The Hunter Slayings: Self-Defense Against Racism?

ByABC News
September 14, 2005, 5:47 PM

Sept. 15, 2005 — -- A Hmong immigrant on trial for killing six deer hunters last year claims he acted in self-defense, despite the fact that four of the victims had been shot in the back. The defendant, Chai Vang, has also told a newspaper that some of victims "deserved" what happened.

Now Vang, an ethnic Hmong who came to the United States from a refugee camp in Thailand in 1980, is counting on an all-white jury to believe that he shot eight people because he was afraid of a bias attack.

He is charged with six counts of first-degree intentional homicide and two counts of attempted homicide resulting from the hunting skirmish in Hayward, Wis., on Nov. 21, 2004. He could testify as early as today.

Prosecutors say Vang shot the hunters after two of them accused him of trespassing during deer season and threatened to report him. But Vang says one of the men fired on him first and he claims he felt threatened because they had called him several racial epithets.

Most of the victims were shot in the back, however, suggesting that they were running away from Vang, a 36-year-old truck driver from St. Paul, Minn.

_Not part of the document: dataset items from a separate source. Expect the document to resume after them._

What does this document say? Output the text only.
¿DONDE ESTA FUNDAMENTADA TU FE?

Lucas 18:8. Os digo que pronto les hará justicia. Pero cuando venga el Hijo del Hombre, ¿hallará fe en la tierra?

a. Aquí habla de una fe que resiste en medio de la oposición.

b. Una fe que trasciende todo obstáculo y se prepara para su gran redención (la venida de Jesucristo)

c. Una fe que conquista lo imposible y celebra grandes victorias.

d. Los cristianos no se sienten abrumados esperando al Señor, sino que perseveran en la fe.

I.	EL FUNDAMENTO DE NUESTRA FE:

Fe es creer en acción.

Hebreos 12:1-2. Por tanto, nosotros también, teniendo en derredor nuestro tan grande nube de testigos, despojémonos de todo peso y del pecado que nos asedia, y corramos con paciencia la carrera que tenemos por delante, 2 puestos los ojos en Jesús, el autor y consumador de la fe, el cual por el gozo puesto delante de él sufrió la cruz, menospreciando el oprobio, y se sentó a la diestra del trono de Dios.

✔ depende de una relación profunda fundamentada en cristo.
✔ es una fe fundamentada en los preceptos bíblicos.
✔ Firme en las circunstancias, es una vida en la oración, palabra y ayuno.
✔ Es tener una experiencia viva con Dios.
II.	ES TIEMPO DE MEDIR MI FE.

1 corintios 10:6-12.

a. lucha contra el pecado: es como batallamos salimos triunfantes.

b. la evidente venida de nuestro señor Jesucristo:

"It will be very difficult to sell a jury on a self-defense claim, with several of the victims being shot in the back. It strains the self-defense theory," said Ronald Carlson, a University of Georgia law school professor.

However, Carlson said it was Vang's best chance.

"That theory, combined with the defense that he had a reasonable and honest fear that the nature of the threats was directed toward his race, made it reasonable for him to conclude that he was in mortal danger. That's the best defense that could be taken, given the circumstances," he said.

In March, Vang contacted a reporter from the Chicago Tribune and said that he was trying to defend himself and his race when he opened fire on the hunters. In a phone interview and subsequent letters to reporter Colleen Mastony, Vang said he felt remorse for shooting some of the hunters but felt that some of the victims "deserved" what happened because they had threatened him and used racial slurs.